Drupal 10 and 11 – How to Check if an Entity is Referenced Before Deleting

In Drupal 10 and Drupal 11, entities (like nodes, taxonomy terms, users, or custom entities) are often linked together using entity reference fields.

But what happens if you try to delete an entity that is already referenced by another piece of content?

  • Example: A taxonomy term used in multiple articles.
  • If deleted directly, it can break relationships or leave empty references.

That’s why it’s a best practice to check if an entity is referenced before deleting.

Why Should We Check for References?

  • Prevent data loss.
  • Maintain clean relationships between entities.
  • Avoid broken content where a reference is missing.

Using the EntityReference API

Drupal provides ways to check referencing entities. The idea is:

  1. Load the entity you want to delete.
  2. Use the entity_field.manager service to check if other entities reference it.

Example: Checking if a Taxonomy Term is Referenced

Let’s say you have a taxonomy term, and before deleting it, you want to see if any nodes reference it.

use Drupal\taxonomy\Entity\Term;
use Drupal\Core\Entity\EntityTypeManagerInterface;

/**
 * Check if a taxonomy term is referenced.
 */
function is_term_referenced(Term $term, EntityTypeManagerInterface $entity_type_manager) {
  $storage = $entity_type_manager->getStorage('node');
  
  // Find nodes where this term is referenced.
  $query = $storage->getQuery()
    ->condition('status', 1) // Only published nodes
    ->condition('field_tags.target_id', $term->id()); // Assuming 'field_tags' is your reference field
  
  $nids = $query->execute();
  
  return !empty($nids); // TRUE if term is referenced
}

If TRUE → Term is referenced, don’t delete.
If FALSE → Safe to delete.

Generic Method for Any Entity

If you don’t know which entities might reference it, you can check all entity reference fields.

use Drupal\Core\Entity\EntityFieldManagerInterface;
use Drupal\Core\Entity\EntityTypeManagerInterface;

/**
 * Check if an entity is referenced anywhere.
 */
function is_entity_referenced($entity, EntityFieldManagerInterface $field_manager, EntityTypeManagerInterface $entity_type_manager) {
  $entity_type = $entity->getEntityTypeId();
  $entity_id = $entity->id();

  // Get all fields from all entities.
  foreach ($field_manager->getFieldMapByFieldType('entity_reference') as $ref_entity_type => $fields) {
    foreach ($fields as $field_name => $info) {
      if ($info['settings']['target_type'] === $entity_type) {
        $storage = $entity_type_manager->getStorage($ref_entity_type);
        $query = $storage->getQuery()
          ->condition($field_name . '.target_id', $entity_id);

        if ($query->execute()) {
          return TRUE; // Entity is referenced
        }
      }
    }
  }
  return FALSE; // Not referenced
}

This works for any entity (nodes, taxonomy, users, custom entities).

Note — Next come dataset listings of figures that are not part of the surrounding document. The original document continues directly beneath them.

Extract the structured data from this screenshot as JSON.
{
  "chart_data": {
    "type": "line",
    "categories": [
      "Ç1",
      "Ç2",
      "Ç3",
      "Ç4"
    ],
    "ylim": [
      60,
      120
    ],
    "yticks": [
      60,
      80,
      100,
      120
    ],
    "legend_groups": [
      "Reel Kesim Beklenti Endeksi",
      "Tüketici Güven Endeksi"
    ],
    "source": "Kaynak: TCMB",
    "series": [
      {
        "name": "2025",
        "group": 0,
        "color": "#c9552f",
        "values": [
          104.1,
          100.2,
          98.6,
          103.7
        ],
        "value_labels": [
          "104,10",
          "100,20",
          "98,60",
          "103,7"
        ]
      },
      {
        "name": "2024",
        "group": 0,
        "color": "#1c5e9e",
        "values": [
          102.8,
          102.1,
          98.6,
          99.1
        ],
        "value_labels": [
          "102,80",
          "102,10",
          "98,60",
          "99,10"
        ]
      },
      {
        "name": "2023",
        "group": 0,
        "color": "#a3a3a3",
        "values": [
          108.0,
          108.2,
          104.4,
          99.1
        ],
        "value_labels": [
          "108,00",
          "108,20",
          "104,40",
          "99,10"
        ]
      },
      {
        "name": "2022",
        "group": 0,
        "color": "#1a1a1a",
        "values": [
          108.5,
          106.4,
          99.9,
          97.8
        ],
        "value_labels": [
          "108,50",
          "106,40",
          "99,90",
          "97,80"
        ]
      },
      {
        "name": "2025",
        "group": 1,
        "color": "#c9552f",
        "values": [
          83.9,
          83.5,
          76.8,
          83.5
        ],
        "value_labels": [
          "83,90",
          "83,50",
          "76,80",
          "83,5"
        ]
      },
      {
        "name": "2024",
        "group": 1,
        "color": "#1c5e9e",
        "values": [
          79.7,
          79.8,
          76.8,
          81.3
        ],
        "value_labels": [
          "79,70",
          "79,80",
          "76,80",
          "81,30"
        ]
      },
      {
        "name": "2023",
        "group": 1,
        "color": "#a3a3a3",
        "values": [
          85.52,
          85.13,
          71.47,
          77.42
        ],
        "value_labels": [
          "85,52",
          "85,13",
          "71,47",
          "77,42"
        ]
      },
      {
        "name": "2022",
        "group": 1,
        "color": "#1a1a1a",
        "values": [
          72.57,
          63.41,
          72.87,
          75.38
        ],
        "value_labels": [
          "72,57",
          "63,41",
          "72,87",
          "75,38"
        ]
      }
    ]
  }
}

  • se hook_entity_predelete() to prevent deletion of referenced entities.
  • Provide a user-friendly error message instead of just blocking.
  • Log references for debugging if needed.

Example hook:

/**
 * Implements hook_ENTITY_TYPE_predelete().
 */
function mymodule_taxonomy_term_predelete(array $entities) {
  foreach ($entities as $term) {
    if (is_term_referenced($term, \Drupal::entityTypeManager())) {
      throw new \Drupal\Core\Entity\EntityStorageException(
        t('The term %name is still referenced and cannot be deleted.', ['%name' => $term->label()])
      );
    }
  }
}

Conclusion

In Drupal 10 and 11, always check if an entity is referenced before deleting.

  • Use entity queries for specific fields.
  • Or use a generic entity reference scan for all entities.
  • Prevent deletion inside hook_entity_predelete() to keep your data safe.

This way, you maintain clean, error-free relationships between content.